Thursday, July 7, 2011

Curriculum Resource: Where Does Pi Come From?

This evening I attended an absolutely fantastic webinar that was part of the Math 2.0 series that my friend Maria of Natural Math runs.  If you have a high school student (or even a middle schooler) taking Geometry, you and your child should check out the recording of this hour-plus educational lesson.

The session was called "Pi in July," and featured two mathematicians:  David Chandler, a mathematician who teaches at a California public charter school that supports homeschooling families and offers supplemental instruction to major high school math textbooks at Math Without Borders ; and Allison Krasnow, a mathematics teacher at Willard Middle School in Berkeley, CA.  The two have been working together to develop ways to explain to students where the number Pi actually comes from.
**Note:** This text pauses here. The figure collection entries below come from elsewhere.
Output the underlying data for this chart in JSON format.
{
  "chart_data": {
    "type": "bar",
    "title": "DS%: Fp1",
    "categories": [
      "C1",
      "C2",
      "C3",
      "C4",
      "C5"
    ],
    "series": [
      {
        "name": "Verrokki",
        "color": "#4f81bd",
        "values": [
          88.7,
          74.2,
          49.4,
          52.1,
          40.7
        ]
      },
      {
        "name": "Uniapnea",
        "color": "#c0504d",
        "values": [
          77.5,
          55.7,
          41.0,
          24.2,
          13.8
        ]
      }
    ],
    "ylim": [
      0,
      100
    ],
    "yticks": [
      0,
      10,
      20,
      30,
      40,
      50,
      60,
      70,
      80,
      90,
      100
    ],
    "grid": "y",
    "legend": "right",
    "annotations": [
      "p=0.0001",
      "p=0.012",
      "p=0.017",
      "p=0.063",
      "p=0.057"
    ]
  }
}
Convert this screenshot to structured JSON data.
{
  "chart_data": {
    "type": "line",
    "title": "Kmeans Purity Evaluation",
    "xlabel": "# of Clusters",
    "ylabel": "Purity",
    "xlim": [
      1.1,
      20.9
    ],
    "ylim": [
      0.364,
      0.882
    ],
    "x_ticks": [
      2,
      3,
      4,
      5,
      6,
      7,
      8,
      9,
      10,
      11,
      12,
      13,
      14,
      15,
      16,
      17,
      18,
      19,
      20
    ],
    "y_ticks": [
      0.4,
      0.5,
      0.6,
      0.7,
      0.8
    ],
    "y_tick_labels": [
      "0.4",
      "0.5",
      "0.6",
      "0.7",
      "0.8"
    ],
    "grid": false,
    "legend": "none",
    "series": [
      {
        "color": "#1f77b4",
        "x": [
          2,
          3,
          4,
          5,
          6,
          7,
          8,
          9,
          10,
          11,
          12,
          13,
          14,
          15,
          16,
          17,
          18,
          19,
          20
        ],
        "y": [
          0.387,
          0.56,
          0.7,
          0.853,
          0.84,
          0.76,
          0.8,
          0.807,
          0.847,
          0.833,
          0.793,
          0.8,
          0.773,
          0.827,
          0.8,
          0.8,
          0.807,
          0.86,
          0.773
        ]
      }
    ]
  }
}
Chandler began by explaining, using geometry and especially the Pythagorean Theorem, how the approximation of the number Pi was originally derived by Archimedes in ancient Greece.   He started with a simple graphic that demonstrates why Pi is between 3 and 4, and not 10 or 7 or some other random number.  Krasnow then took his idea and modeled it in GeoGebra, a free open source software for creating geometric figures.   Finally, Chandler worked through the process that Archimedes used to figure out this key mathematical number--except that he used a spreadsheet to crunch the numbers up to millions of points.

I'm not doing the talk justice, but it really is a brilliant process.  My 12 year old son participated and was able to follow everything step by step, and really got the concept of why Pi is what it is.  I think that is so much better than when I learned geometry, when I was just given the value of Pi to plug into formulas with no idea where it came from or why I should believe it.